First, how does the machine know whether you followed through on your commitment to vote for it? Second (assuming the machine can monitor voting), what kinds of voters do machines target?
Place in Literature
Dixit and Londregan (1996) and Cox and McCubbins (1986) are useful, but neither deals adequately with the commitment problems; in particular, they don't deal with the parties' ability to monitor a pork recipient's commitment to vote for you. (They also assume away that the parties will actually carry out their promises, but Stokes seems to do something similar.)
Because these models are one-shot games, this commitment problem undermines the models. At root, there is a prisoner's dilemma between the voter and the party (see Table 2, p 320), and it takes a dynamic (repeated) game to explain how cooperation can emerge.
A Dynamic Model
First, machines can monitor votes. Though Stokes admits that this monitoring may be imperfect, she presents evidence that even in places with a (technically) secret ballot--like Argentina--parties seem to know how people voted, especially in rural areas.
Second, machines can detect voter types (i.e. each voter's ideological preference between the two parties). Again, this is particularly easy in small communities.
Also, this is a two-party model. Stokes does not consider whether a multiparty model would look different.
Critically, both sides must see their interaction as continuing indefinitely into the future. Thus, the machine retains some ability to distribute pork even when it finds itself in opposition (perhaps by using public funds, perhaps by getting donations from private actors that expect policy favors later on).
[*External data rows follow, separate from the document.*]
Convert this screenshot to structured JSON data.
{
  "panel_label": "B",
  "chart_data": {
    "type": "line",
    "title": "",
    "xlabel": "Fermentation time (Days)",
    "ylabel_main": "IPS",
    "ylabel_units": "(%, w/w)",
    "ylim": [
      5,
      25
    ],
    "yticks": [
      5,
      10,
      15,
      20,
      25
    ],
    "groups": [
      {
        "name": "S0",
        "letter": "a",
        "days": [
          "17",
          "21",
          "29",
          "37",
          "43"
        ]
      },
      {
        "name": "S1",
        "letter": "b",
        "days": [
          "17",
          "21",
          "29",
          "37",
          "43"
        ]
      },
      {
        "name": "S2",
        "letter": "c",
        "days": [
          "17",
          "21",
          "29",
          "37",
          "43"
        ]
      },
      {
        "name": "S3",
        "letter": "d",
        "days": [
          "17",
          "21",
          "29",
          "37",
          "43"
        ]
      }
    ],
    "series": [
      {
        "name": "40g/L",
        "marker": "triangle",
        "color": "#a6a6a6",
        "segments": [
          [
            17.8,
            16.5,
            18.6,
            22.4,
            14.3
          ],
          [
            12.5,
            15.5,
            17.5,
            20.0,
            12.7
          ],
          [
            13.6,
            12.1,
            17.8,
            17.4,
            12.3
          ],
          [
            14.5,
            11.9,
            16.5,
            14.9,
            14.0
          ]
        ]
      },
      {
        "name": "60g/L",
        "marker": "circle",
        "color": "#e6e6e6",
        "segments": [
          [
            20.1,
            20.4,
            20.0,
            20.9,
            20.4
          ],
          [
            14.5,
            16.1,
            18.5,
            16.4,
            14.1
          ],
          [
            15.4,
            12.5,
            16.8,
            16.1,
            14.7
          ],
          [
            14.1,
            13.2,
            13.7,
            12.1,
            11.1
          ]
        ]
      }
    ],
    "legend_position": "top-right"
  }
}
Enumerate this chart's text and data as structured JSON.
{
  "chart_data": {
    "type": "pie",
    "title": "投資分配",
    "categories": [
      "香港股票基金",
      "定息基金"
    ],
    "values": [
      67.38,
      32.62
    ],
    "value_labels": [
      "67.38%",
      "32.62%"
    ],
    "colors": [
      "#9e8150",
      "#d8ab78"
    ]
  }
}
See Figures 1 and 2 (pages 319-320). Voters to the left of the median voter (X*) favor the machine party (party X1); voters to the right of the median are opposed to the machine. But depending on the size of the benefits (b) that X1 is willing to give in exchange for votes, there is a group of voters to the right of the median that is only "weakly opposed" to the machine. This group of weakly opposed voters is bounded by the median (who is indifferent) on the left and the point defined by equation 2 (p 320) on the right. And equation 2 reflects two variables: First, the probability that the machine can catch voters that accept benefits but don't vote for the machine, and second, the discount rate of receiving future benefits from the machine (i.e. how much the voter cares if the machine catches him defecting). (The party plays a "grim trigger" strategy; thus, if it catches a voter "defecting" (accepting goods but not voting for the machine) even once, then that voter loses the opportunity to ever again receive goods.)
Loyal voters cannot extract goods from the machine; to do so, they would have to threaten to support the opposition party if the machine fails to give them goods, but this threat would not be credible.
Four Implications of the Model
- As the ideological distance between the parties shrinks, the potential for vote buying grows (i.e. the programmatic benefits of having your party win decrease).
- As the value of 'b' grows, the potential for vote buying increases.
- The more accurately the machine can monitor votes, the greater the potential for vote buying.
- Among those that the machine can most effectively monitor, the machine is most effective when it targets weakly opposed voters rather than loyal or opposition voters.
Stokes presents evidence from Argentina supporting the model's predictions:
- Poor people are more likely to have votes bought, since the value of the machine's goods is higher for them.
- Since people are less anonymous in smaller communities, it's easier to know who supports you and who is buyable. Thus, vote buying is more frequent in smaller communities.
- Those with the most favorable opinions of the Peronist party are less likely to have their votes bought, and vice versa (Figure 3, p 324), though the data is vague for intermediate opinion categories.